I would be grateful if anybody has any additional photos in addition to the excellent ones already posted on Ships Nostalgia of these vessels. (Photos showing the tank and pipe arrangement on the main deck would also be appreciated. )
The intention at present is to make a model of the Tillerman , but details of the other vessels would be much appreciated.
Many thanks Colin.


----------



## meechingman

Hi

My father was with Rowbothams for some years and was Master of Tillerman amongst others.
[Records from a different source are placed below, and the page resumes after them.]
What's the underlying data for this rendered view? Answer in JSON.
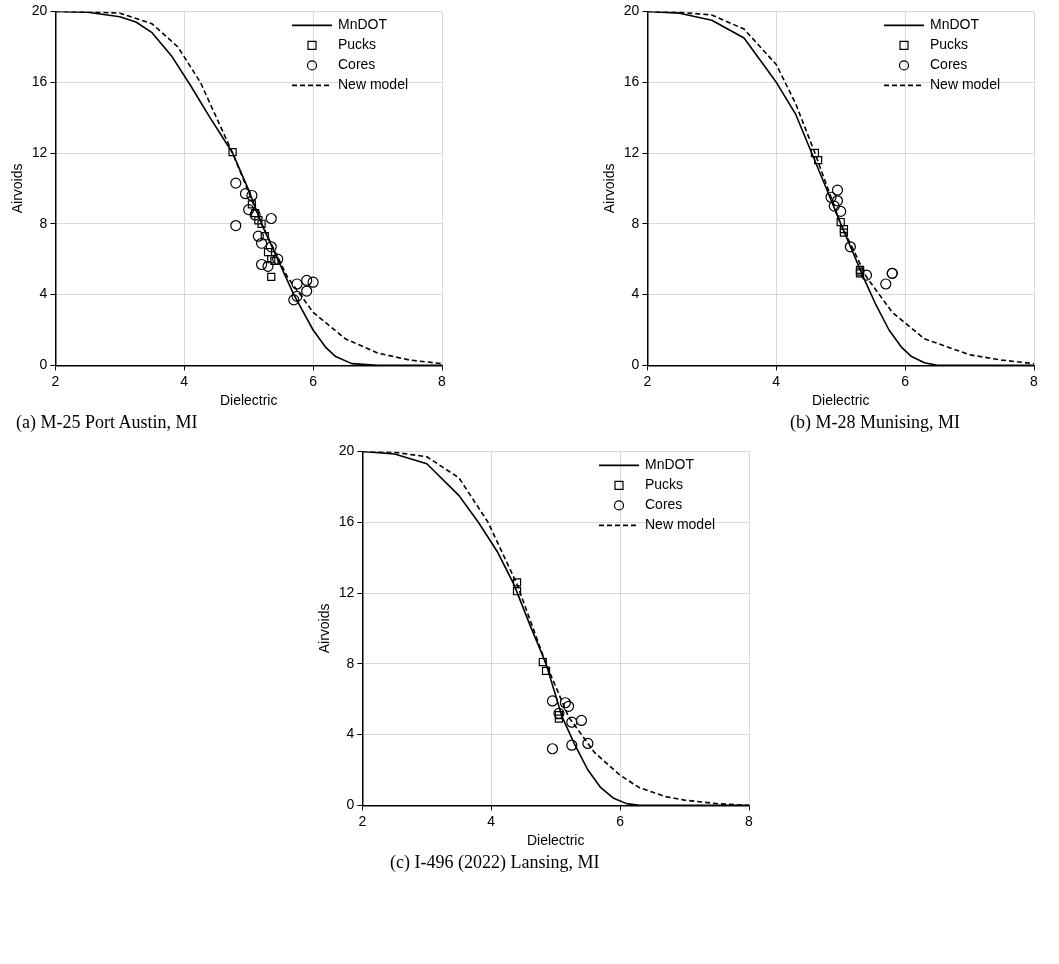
{
  "chart_data": [
    {
      "type": "scatter",
      "xlabel": "Dielectric",
      "ylabel": "Airvoids",
      "xlim": [
        2,
        8
      ],
      "xticks": [
        2,
        4,
        6,
        8
      ],
      "ylim": [
        0,
        20
      ],
      "yticks": [
        0,
        4,
        8,
        12,
        16,
        20
      ],
      "grid": true,
      "legend": "top right",
      "annotations": [
        "(a)  M-25 Port Austin, MI"
      ],
      "series": [
        {
          "name": "MnDOT",
          "type": "line",
          "color": "#000000",
          "line_style": "solid",
          "marker": "none",
          "x": [
            2,
            2.5,
            3,
            3.25,
            3.5,
            3.8,
            4.1,
            4.4,
            4.75,
            5.0,
            5.2,
            5.45,
            5.7,
            6.0,
            6.2,
            6.35,
            6.6,
            7,
            8
          ],
          "values": [
            20,
            19.95,
            19.7,
            19.4,
            18.8,
            17.5,
            15.8,
            14.0,
            12.0,
            9.9,
            8.0,
            6.0,
            4.0,
            2.0,
            1.0,
            0.5,
            0.1,
            0,
            0
          ]
        },
        {
          "name": "Pucks",
          "type": "scatter",
          "color": "#000000",
          "marker": "square",
          "x": [
            4.75,
            5.05,
            5.1,
            5.15,
            5.2,
            5.25,
            5.3,
            5.35,
            5.4,
            5.35
          ],
          "values": [
            12.05,
            9.1,
            8.6,
            8.2,
            8.0,
            7.3,
            6.4,
            6.0,
            5.9,
            5.0
          ]
        },
        {
          "name": "Cores",
          "type": "scatter",
          "color": "#000000",
          "marker": "circle",
          "x": [
            4.8,
            4.8,
            4.95,
            5.05,
            5.0,
            5.1,
            5.15,
            5.35,
            5.2,
            5.35,
            5.2,
            5.3,
            5.45,
            5.75,
            5.9,
            6.0,
            5.75,
            5.7,
            5.9
          ],
          "values": [
            10.3,
            7.9,
            9.7,
            9.6,
            8.8,
            8.5,
            7.3,
            8.3,
            6.9,
            6.7,
            5.7,
            5.6,
            6.0,
            4.6,
            4.8,
            4.7,
            3.9,
            3.7,
            4.2
          ]
        },
        {
          "name": "New model",
          "type": "line",
          "color": "#000000",
          "line_style": "dashed",
          "marker": "none",
          "x": [
            2,
            2.5,
            3,
            3.5,
            3.9,
            4.25,
            4.75,
            5.2,
            5.6,
            6.0,
            6.5,
            7,
            7.5,
            8
          ],
          "values": [
            20,
            19.97,
            19.9,
            19.3,
            18.0,
            16.0,
            12.0,
            8.0,
            5.0,
            3.0,
            1.5,
            0.7,
            0.3,
            0.1
          ]
        }
      ]
    },
    {
      "type": "scatter",
      "xlabel": "Dielectric",
      "ylabel": "Airvoids",
      "xlim": [
        2,
        8
      ],
      "xticks": [
        2,
        4,
        6,
        8
      ],
      "ylim": [
        0,
        20
      ],
      "yticks": [
        0,
        4,
        8,
        12,
        16,
        20
      ],
      "grid": true,
      "legend": "top right",
      "annotations": [
        "(b)  M-28 Munising, MI"
      ],
      "series": [
        {
          "name": "MnDOT",
          "type": "line",
          "color": "#000000",
          "line_style": "solid",
          "marker": "none",
          "x": [
            2,
            2.5,
            3,
            3.5,
            4,
            4.3,
            4.55,
            4.8,
            5.0,
            5.2,
            5.35,
            5.55,
            5.75,
            5.95,
            6.1,
            6.3,
            6.5,
            7,
            8
          ],
          "values": [
            20,
            19.9,
            19.5,
            18.5,
            16.0,
            14.2,
            12.0,
            9.8,
            8.0,
            6.3,
            5.0,
            3.4,
            2.0,
            1.0,
            0.5,
            0.15,
            0,
            0,
            0
          ]
        },
        {
          "name": "Pucks",
          "type": "scatter",
          "color": "#000000",
          "marker": "square",
          "x": [
            4.6,
            4.65,
            5.0,
            5.05,
            5.05,
            5.3,
            5.3,
            5.3
          ],
          "values": [
            12.0,
            11.6,
            8.1,
            7.7,
            7.5,
            5.4,
            5.2,
            5.3
          ]
        },
        {
          "name": "Cores",
          "type": "scatter",
          "color": "#000000",
          "marker": "circle",
          "x": [
            4.85,
            4.95,
            4.9,
            4.95,
            5.0,
            5.15,
            5.4,
            5.7,
            5.8,
            5.8
          ],
          "values": [
            9.5,
            9.9,
            9.0,
            9.3,
            8.7,
            6.7,
            5.1,
            4.6,
            5.2,
            5.2
          ]
        },
        {
          "name": "New model",
          "type": "line",
          "color": "#000000",
          "line_style": "dashed",
          "marker": "none",
          "x": [
            2,
            2.5,
            3,
            3.5,
            4,
            4.3,
            4.6,
            5.0,
            5.4,
            5.8,
            6.3,
            7,
            7.5,
            8
          ],
          "values": [
            20,
            19.95,
            19.8,
            19.0,
            17.0,
            14.8,
            12.0,
            8.0,
            5.0,
            3.0,
            1.5,
            0.6,
            0.3,
            0.1
          ]
        }
      ]
    },
    {
      "type": "scatter",
      "xlabel": "Dielectric",
      "ylabel": "Airvoids",
      "xlim": [
        2,
        8
      ],
      "xticks": [
        2,
        4,
        6,
        8
      ],
      "ylim": [
        0,
        20
      ],
      "yticks": [
        0,
        4,
        8,
        12,
        16,
        20
      ],
      "grid": true,
      "legend": "top right",
      "annotations": [
        "(c)  I-496 (2022) Lansing, MI"
      ],
      "series": [
        {
          "name": "MnDOT",
          "type": "line",
          "color": "#000000",
          "line_style": "solid",
          "marker": "none",
          "x": [
            2,
            2.5,
            3,
            3.5,
            3.8,
            4.1,
            4.35,
            4.6,
            4.85,
            5.1,
            5.3,
            5.5,
            5.7,
            5.9,
            6.1,
            6.3,
            7,
            8
          ],
          "values": [
            20,
            19.85,
            19.3,
            17.5,
            16.0,
            14.3,
            12.5,
            10.2,
            8.0,
            5.0,
            3.4,
            2.0,
            1.0,
            0.4,
            0.1,
            0,
            0,
            0
          ]
        },
        {
          "name": "Pucks",
          "type": "scatter",
          "color": "#000000",
          "marker": "square",
          "x": [
            4.4,
            4.4,
            4.8,
            4.85,
            5.05,
            5.05
          ],
          "values": [
            12.6,
            12.1,
            8.1,
            7.6,
            5.1,
            4.9
          ]
        },
        {
          "name": "Cores",
          "type": "scatter",
          "color": "#000000",
          "marker": "circle",
          "x": [
            4.95,
            5.15,
            5.2,
            5.05,
            5.25,
            5.4,
            5.25,
            4.95,
            5.5
          ],
          "values": [
            5.9,
            5.8,
            5.6,
            5.2,
            4.7,
            4.8,
            3.4,
            3.2,
            3.5
          ]
        },
        {
          "name": "New model",
          "type": "line",
          "color": "#000000",
          "line_style": "dashed",
          "marker": "none",
          "x": [
            2,
            2.5,
            3,
            3.5,
            3.95,
            4.4,
            4.85,
            5.2,
            5.6,
            6.0,
            6.3,
            6.7,
            7,
            7.5,
            8
          ],
          "values": [
            20,
            19.95,
            19.7,
            18.5,
            16.0,
            12.5,
            8.0,
            5.0,
            3.0,
            1.7,
            1.0,
            0.5,
            0.3,
            0.1,
            0
          ]
        }
      ]
    }
  ]
}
I'd recommend you seek out Revd. A Huckett's book 'Rowbotham' as it's a mine of information. Some of the details and photos were supplied by my father and me.

Tillerman:
114'6" x 22'1" x 8'3". 220gross, 95 net, 230 deadweight.

Rudderman:
132'2" x 23'5" x 9'0" 290gr, 130net, 360dwt

Wheelsman:
132'2" x 23'5" x 9'0" 287ge, 123net, 355 dwt

Steersman:
143'4" x 23'9" x 9'4" 338gr, 145 neet, 414 dwt

Guidesman:
119'5" x 22'10" x 8'9" 233gr, 92 net, 271 dwt


Hope that helps.

If you PM me with your email address I have some private photos of Tillerman that may help as one shows the deck layout reasonably well, but I don't have permission to put them into the S/N gallery at the moment.

Andy


----------



## colin brookes

Hi Andy
Many thanks for your information which is of great help as i now can go ahead and decide which of the tankers to build.
I had managed to find photos of each of the tankers listed but no details of their dimensions, none of the photos i have show any clear details of the deck layout,
any photos which you could email to me would be much appreciated.
Best Regards
Colin.


----------